Crisis Management – Normal Accident Theory and High Reliability Theory
The partial meltdown of TMI-2 at Three Mile Island in 1979 is one of the best known crisis situations within the US and was the source of several books, and at least one movie. It also generated two theories relevant to crisis management.
Charles Perrow’s Normal Accident Theory (NAT), described in his book Normal Accidents, states that the complexity inherent to tightly coupled technology systems makes accidents inevitable. Perrow’s hypothesis is that the tight coupling causes interactions to escalate rapidly and without obstruction. “Normal” is a nod to the inevitability of such accidents.
Todd LaPorte, who founded the Berkeley school of High Reliability Theory, believes that there are organizational strategies to achieve high reliability even in the face of such tight coupling. The two theories have been debated for quite some time. While the authors don’t completely agree as to how they can coexist (LaPorte believes that they are complimentary and Perrow believes that they are useful for the purposes of comparison), we believe there is something to be gained from them.
One paradox from these debates becomes intuitively obvious to our pursuit of high availability and highly scalable systems: The better we are at building systems that avoid problems and crises, the less practice we have in solving problems and crises. As the practice of resolving failures are critical to our learning, we become more and more inept at rapidly resolving these failures as their frequency decreases. Therefore, as we get better at building fault tolerant and scalable systems, we get worse at resolving crisis situations that are almost certain to happen at some point.

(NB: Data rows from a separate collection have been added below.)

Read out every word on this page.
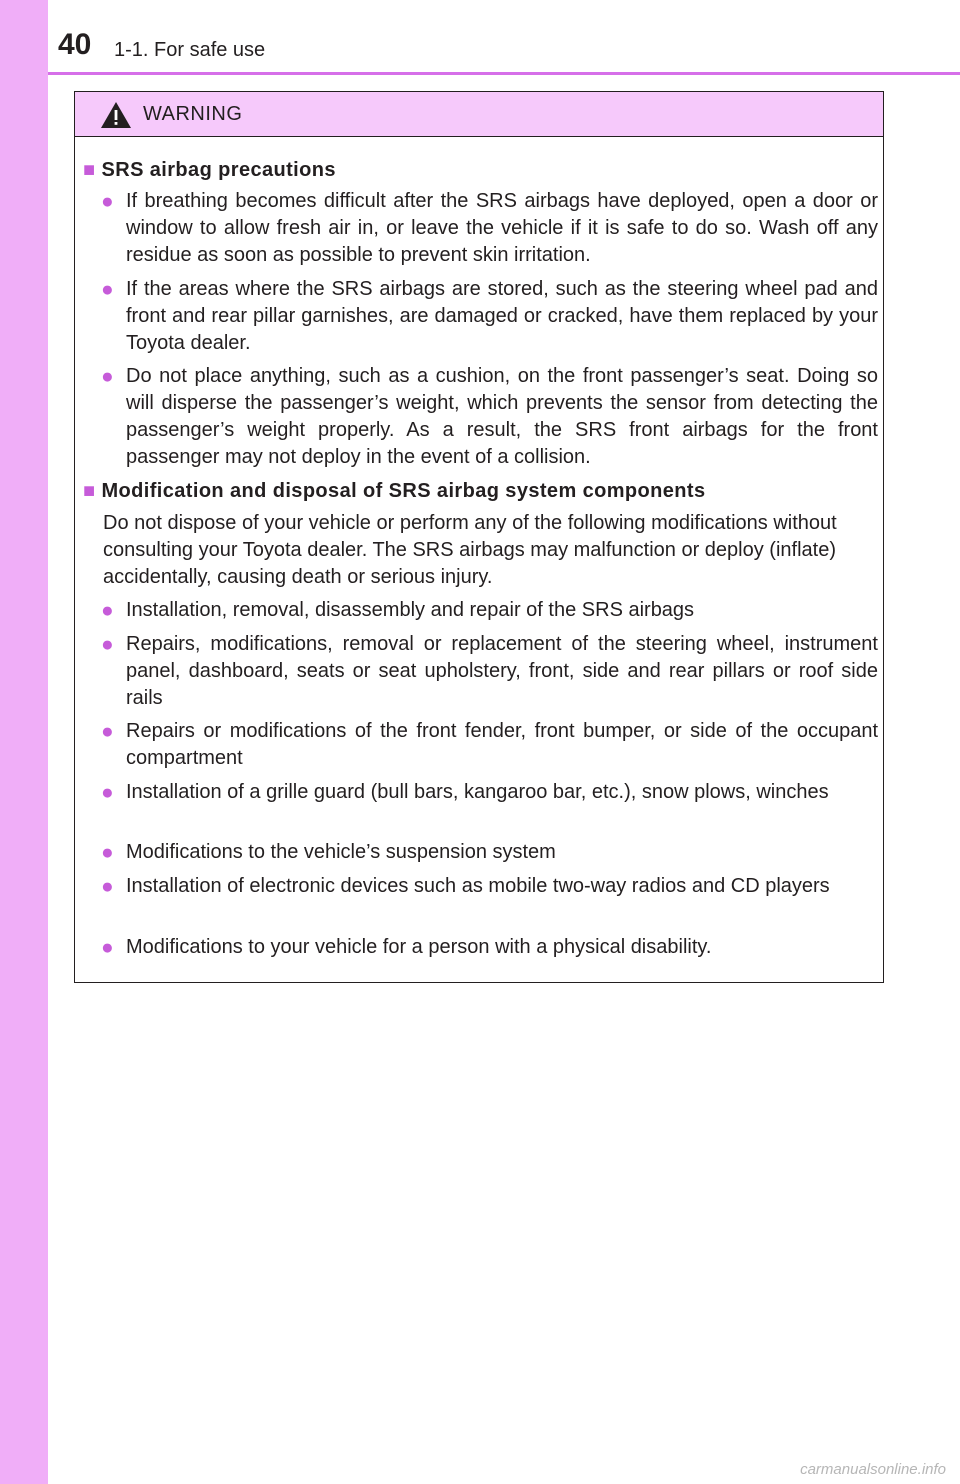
40 1-1. For safe use
WARNING
■ SRS airbag precautions
● If breathing becomes difficult after the SRS airbags have deployed, open a door or window to allow fresh air in, or leave the vehicle if it is safe to do so. Wash off any residue as soon as possible to prevent skin irritation.
● If the areas where the SRS airbags are stored, such as the steering wheel pad and front and rear pillar garnishes, are damaged or cracked, have them replaced by your Toyota dealer.
● Do not place anything, such as a cushion, on the front passenger’s seat. Doing so will disperse the passenger’s weight, which prevents the sensor from detecting the passenger’s weight properly. As a result, the SRS front airbags for the front passenger may not deploy in the event of a collision.
■ Modification and disposal of SRS airbag system components
Do not dispose of your vehicle or perform any of the following modifications without consulting your Toyota dealer. The SRS airbags may malfunction or deploy (inflate) accidentally, causing death or serious injury.
● Installation, removal, disassembly and repair of the SRS airbags
● Repairs, modifications, removal or replacement of the steering wheel, instrument panel, dashboard, seats or seat upholstery, front, side and rear pillars or roof side rails
● Repairs or modifications of the front fender, front bumper, or side of the occupant compartment
● Installation of a grille guard (bull bars, kangaroo bar, etc.), snow plows, winches
● Modifications to the vehicle’s suspension system
● Installation of electronic devices such as mobile two-way radios and CD players
● Modifications to your vehicle for a person with a physical disability.
carmanualsonline.info
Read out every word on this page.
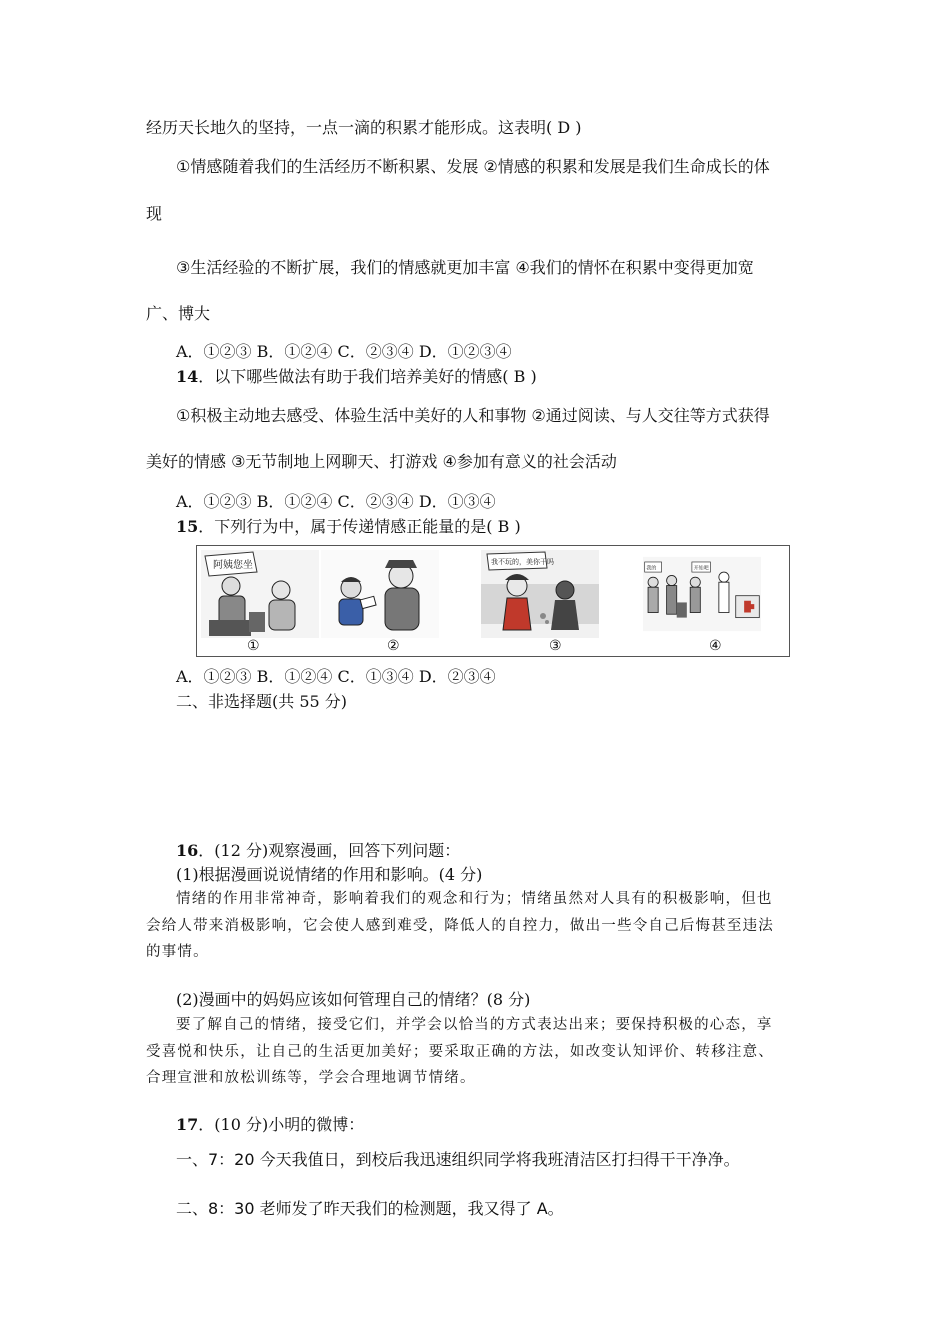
经历天长地久的坚持，一点一滴的积累才能形成。这表明( D )
①情感随着我们的生活经历不断积累、发展 ②情感的积累和发展是我们生命成长的体
现
③生活经验的不断扩展，我们的情感就更加丰富 ④我们的情怀在积累中变得更加宽
广、博大
A．①②③ B．①②④ C．②③④ D．①②③④
14．以下哪些做法有助于我们培养美好的情感( B )
①积极主动地去感受、体验生活中美好的人和事物 ②通过阅读、与人交往等方式获得
美好的情感 ③无节制地上网聊天、打游戏 ④参加有意义的社会活动
A．①②③ B．①②④ C．②③④ D．①③④
15．下列行为中，属于传递情感正能量的是( B )
阿姨您坐	我不玩的，美你干吗
我的	开始吧
①	②	③	④
A．①②③ B．①②④ C．①③④ D．②③④
二、非选择题(共 55 分)
16．(12 分)观察漫画，回答下列问题：
(1)根据漫画说说情绪的作用和影响。(4 分)
情绪的作用非常神奇，影响着我们的观念和行为；情绪虽然对人具有的积极影响，但也
会给人带来消极影响，它会使人感到难受，降低人的自控力，做出一些令自己后悔甚至违法
的事情。
(2)漫画中的妈妈应该如何管理自己的情绪？(8 分)
要了解自己的情绪，接受它们，并学会以恰当的方式表达出来；要保持积极的心态，享
受喜悦和快乐，让自己的生活更加美好；要采取正确的方法，如改变认知评价、转移注意、
合理宣泄和放松训练等，学会合理地调节情绪。
17．(10 分)小明的微博：
一、7：20 今天我值日，到校后我迅速组织同学将我班清洁区打扫得干干净净。
二、8：30 老师发了昨天我们的检测题，我又得了 A。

Weick and Sutcliffe have a solution to this paradox that we paraphrase as “organizational mindfulness”. They identify 5 practices for developing this mindfulness:
1) Preoccupation with failure. This practice is all about monitoring IT systems and reporting errors in a timely fashion. Success, they argue, narrows perceptions and breeds overconfidence. To combat the resulting complacency, organizations need complete transparency into system faults and failures. Reports should be widely distributed and discussed frequently such as in our oft recommended “operations review” process outlined within the Art of Scalability.
2) Reluctance to simplify interpretations. Take nothing for granted and seek input from diverse sources. Don’t try to box failures into expected behavior and act with a healthy bit of paranoia.
3) Sensitivity to operations. Look at detail data at the minute level, such as we’ve suggested in our posts on monitoring. Include the usage of real time data and make ongoing assessments and continual updates of this data. We think our book and our post on monitoring strategies have some good suggestions on this topic.
4) Commitment to resilience. Build excess capability by rotating positions and training your people in new skills. Former employees of eBay operations can attest that DBAs, SAs and Network Engineers used to be rotated through the operations center to do just this. Furthermore, once fixes are made the organization should be quickly returned to a sense of preparedness for the next situation.
5) Deference to expertise. During crisis events, shift the leadership role to the person possessing the greatest expertise to deal with the problem. Our book also suggests creating a competency around crisis management such as a “technical duty officer” in the operations center.
We would add that every operations team should use every failure as a learning opportunity, especially in those environments in which failures are infrequent. A good way to do this is to leverage the post mortem process.